HAC remains a useful tool for clinicians and hospital safety officers. Extraction of HAC data utilises existing data sources and accessible extraction methods.^12,15,16 Elevated HAC rates may provide a useful screening tool or ‘signpost’ for adverse clinical events that warrant further audit to ensure deficiencies are identified and addressed. Since rates associated with ICU separations are higher than in other Wards, intensivists may be asked to comment on HAC rates and investigate their provision of care.
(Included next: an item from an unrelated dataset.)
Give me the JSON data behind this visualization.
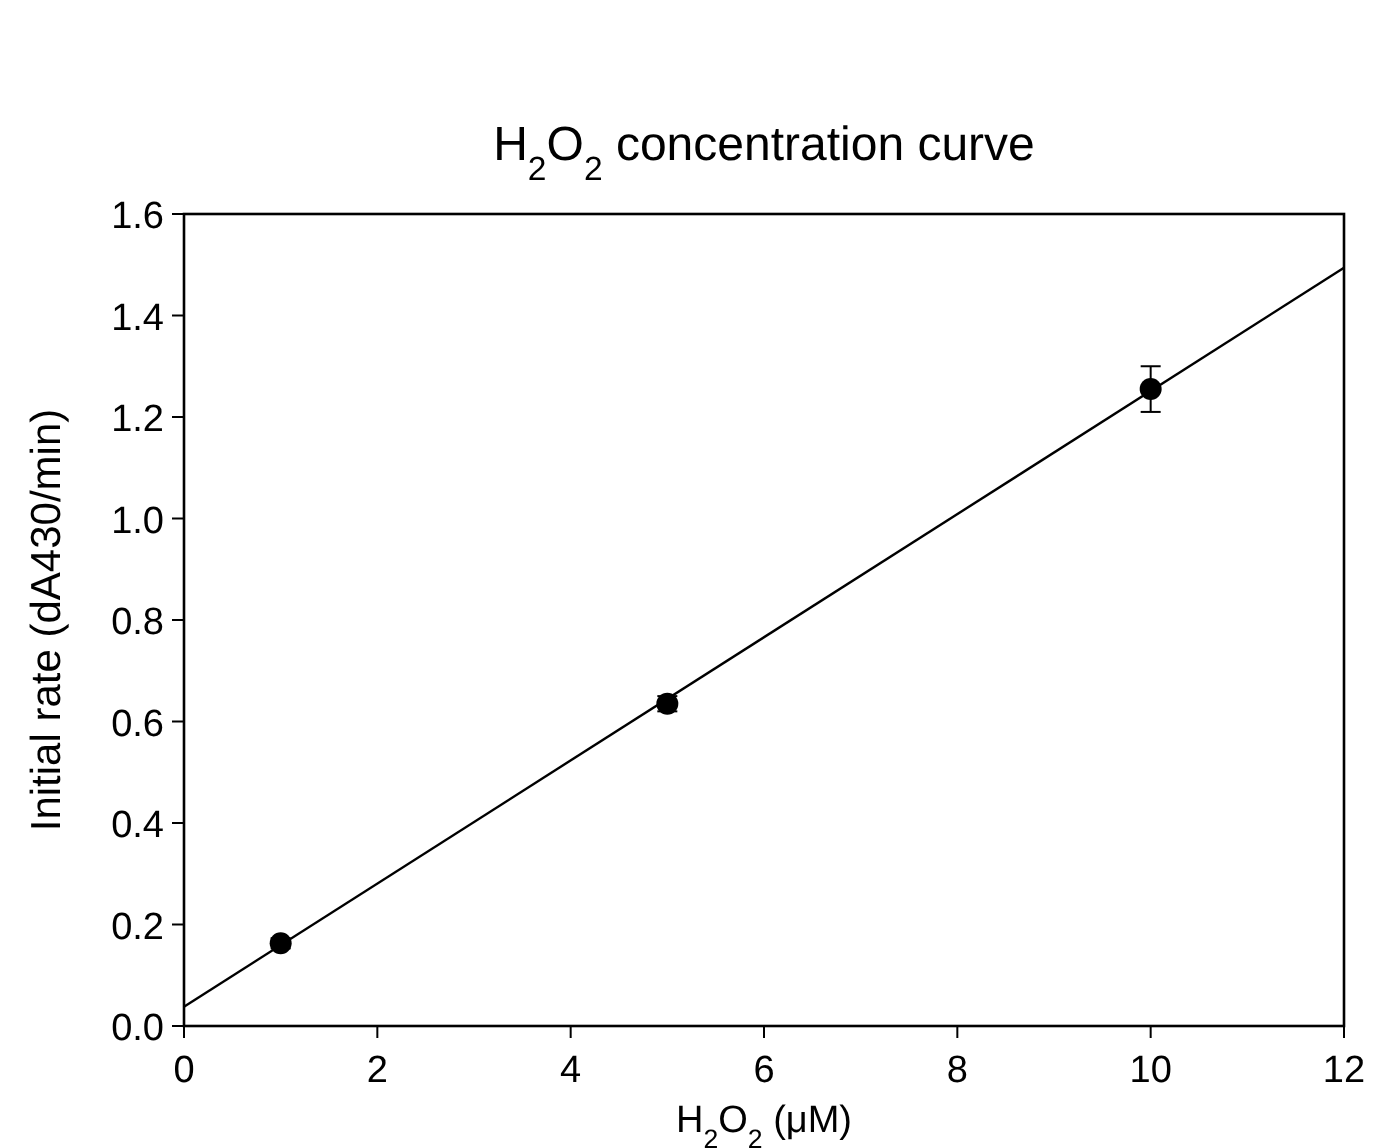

Knowledge of HAC will benefit intensivists who may also be involved in quality and safety programmes.

In conclusion we identified a high rate of HAC events in all study hospitals and higher still in tertiary referral hospitals and separations receiving intensive care. Whether these higher rates reflect patient-related characteristics or differences between hospitals in their provision of care requires further investigation through targeted observational and interventional studies. Several patient groups have been identified as independent risk factors for HAC; we recommend that hospitals undertake targeted clinical audits and review of reported HAC events to determine relevant mitigation strategies. We caution against the HAC method as a barometer of the standard of patient care until supporting clinical evidence is available.